I’m always on the lookout for the next outdoor climbing trip with routes and areas to explore. What actually makes an outdoor climb a classic? Which features of the rock drive the climber’s experience? To explore this, I analyzed over 115k routes from Mountain Project. In a follow-up blog, I build a personalized recommendation framework that suggests new routes based on your favorite outdoor climbs. The codes can be found here on GitHub.
Data was downoaded here on kaggle, which includes 116000 routes from Mountain Project. I cleaned and preprocessed the data to select only sport climbs that contain route description and >5 votes.

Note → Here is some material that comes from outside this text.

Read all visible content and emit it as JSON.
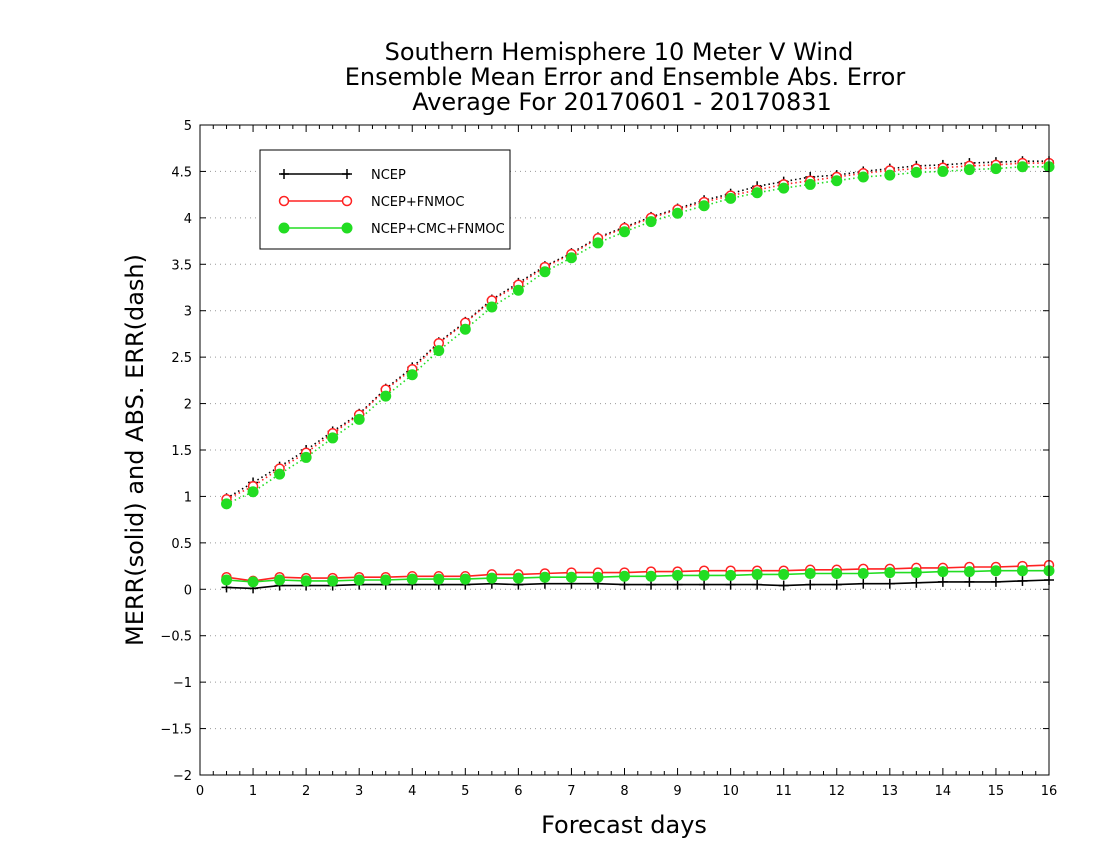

Moreover, the YDS climbing grades were converted into a continuous numerical scale and only climbs with grades >5.8 are selected.
I applied TF-IDF vectorization to extract text features informative of route style. To reduce noise and select only informative features, I capped feature dimensionality to 5k, removed non-informative common words (e.g., anchors, bolts and meter), included both unigrams and bigrams, and applied frequency thresholds to 20. The resulting 5k feature set was then used to construct a dictionary of climbing attributes, grouping related terms into caegories such as route angles, rock features, hold type, and movement style.

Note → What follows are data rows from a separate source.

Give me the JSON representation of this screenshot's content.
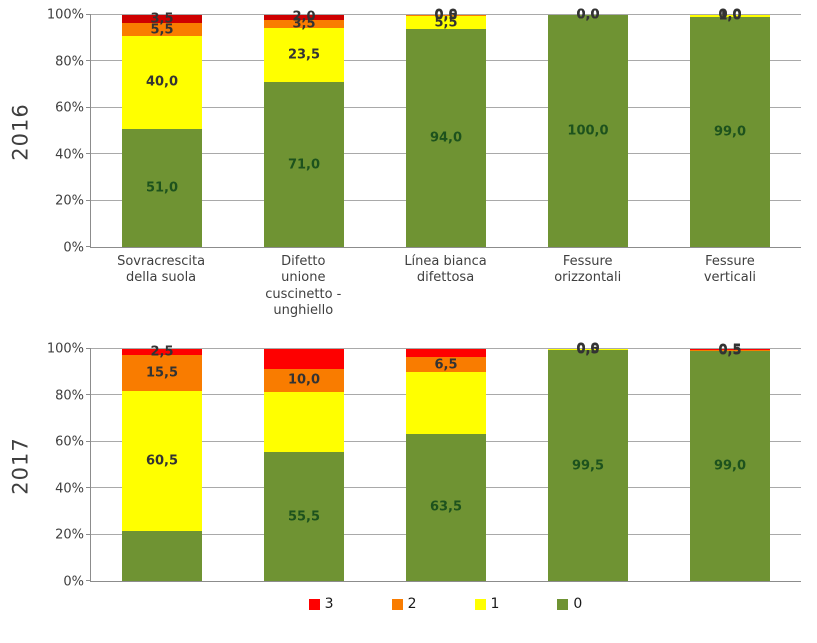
{
  "chart_data": [
    {
      "type": "bar",
      "stacked": true,
      "percent_stacked": true,
      "row_label": "2016",
      "ylim": [
        0,
        100
      ],
      "grid": true,
      "yticks": [
        "100%",
        "80%",
        "60%",
        "40%",
        "20%",
        "0%"
      ],
      "categories": [
        "Sovracrescita della suola",
        "Difetto unione cuscinetto - unghiello",
        "Línea bianca difettosa",
        "Fessure orizzontali",
        "Fessure verticali"
      ],
      "category_lines": [
        [
          "Sovracrescita",
          "della suola"
        ],
        [
          "Difetto",
          "unione",
          "cuscinetto -",
          "unghiello"
        ],
        [
          "Línea bianca",
          "difettosa"
        ],
        [
          "Fessure",
          "orizzontali"
        ],
        [
          "Fessure",
          "verticali"
        ]
      ],
      "series": [
        {
          "name": "0",
          "color": "#6F9333",
          "label_color": "#1D521D",
          "values": [
            51.0,
            71.0,
            94.0,
            100.0,
            99.0
          ],
          "labels": [
            "51,0",
            "71,0",
            "94,0",
            "100,0",
            "99,0"
          ]
        },
        {
          "name": "1",
          "color": "#FFFF00",
          "label_color": "#333333",
          "values": [
            40.0,
            23.5,
            5.5,
            0.0,
            1.0
          ],
          "labels": [
            "40,0",
            "23,5",
            "5,5",
            "0,0",
            "1,0"
          ]
        },
        {
          "name": "2",
          "color": "#F97C00",
          "label_color": "#333333",
          "values": [
            5.5,
            3.5,
            0.5,
            0.0,
            0.0
          ],
          "labels": [
            "5,5",
            "3,5",
            "0,5",
            "0,0",
            "0,0"
          ]
        },
        {
          "name": "3",
          "color": "#CE0000",
          "label_color": "#333333",
          "values": [
            3.5,
            2.0,
            0.0,
            0.0,
            0.0
          ],
          "labels": [
            "3,5",
            "2,0",
            "0,0",
            "0,0",
            "0,0"
          ]
        }
      ]
    },
    {
      "type": "bar",
      "stacked": true,
      "percent_stacked": true,
      "row_label": "2017",
      "ylim": [
        0,
        100
      ],
      "grid": true,
      "yticks": [
        "100%",
        "80%",
        "60%",
        "40%",
        "20%",
        "0%"
      ],
      "categories": [
        "Sovracrescita della suola",
        "Difetto unione cuscinetto - unghiello",
        "Línea bianca difettosa",
        "Fessure orizzontali",
        "Fessure verticali"
      ],
      "category_lines": [],
      "series": [
        {
          "name": "0",
          "color": "#6F9333",
          "label_color": "#1D521D",
          "values": [
            21.5,
            55.5,
            63.5,
            99.5,
            99.0
          ],
          "labels": [
            "",
            "55,5",
            "63,5",
            "99,5",
            "99,0"
          ]
        },
        {
          "name": "1",
          "color": "#FFFF00",
          "label_color": "#333333",
          "values": [
            60.5,
            26.0,
            26.5,
            0.5,
            0.0
          ],
          "labels": [
            "60,5",
            "",
            "",
            "0,5",
            ""
          ]
        },
        {
          "name": "2",
          "color": "#F97C00",
          "label_color": "#333333",
          "values": [
            15.5,
            10.0,
            6.5,
            0.0,
            0.5
          ],
          "labels": [
            "15,5",
            "10,0",
            "6,5",
            "0,0",
            "0,5"
          ]
        },
        {
          "name": "3",
          "color": "#FE0000",
          "label_color": "#333333",
          "values": [
            2.5,
            8.5,
            3.5,
            0.0,
            0.5
          ],
          "labels": [
            "2,5",
            "",
            "",
            "0,0",
            "0,5"
          ]
        }
      ]
    }
  ],
  "legend": {
    "items": [
      {
        "label": "3",
        "color": "#FE0000"
      },
      {
        "label": "2",
        "color": "#F97C00"
      },
      {
        "label": "1",
        "color": "#FFFF00"
      },
      {
        "label": "0",
        "color": "#6F9333"
      }
    ]
  }
}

To quantify which route characteristics are associated with higher star ratings, I estimate the following linear regression model:
$\text{Stars}_i = \beta_0 + \beta_1 \text{Grade}_i + \beta_2 \log(\text{Votes}_i) + \sum_k \beta_k \text{Style}_k(i) + \epsilon $.
The coefficients $\beta_k$ measure how the presence of a specific climbing feature in the description of route $i$ (e.g. slab, overhang, pumpy) is associated with the route’s average star rating, for constant grade and popularity.
To prepare for regression analysis, I transformed route descriptions into binary style indicators. I then fit an ordinary least square regression of average star rating on climbing difficulty (Grade), popularity (Votes) and style features (Style) to extract the style coefficients $\beta_k$.
The figure below shows the estimated regression coefficients for route features that have the largest estimated effect on star ratings as purple stars, while the blue band shows the 95% confidence intervals. Positive coefficients correspond features associated with higher average star rating, while negative coefficients indicate features associated with lower ratings.
Climbs that are pumpy are strongly associated with star rating graded above 5.9, suggesting that pumpy routes are favored.
To ensure that style indicators capture distinct route characteristics rather than overlapping features (e.g., pumpy and overhang), I evaluated multicollinearity using Variance Inflation Factors (VIF). All predictors showed low VIF values (<1.3), indicating stable and interpretable coefficient estimates.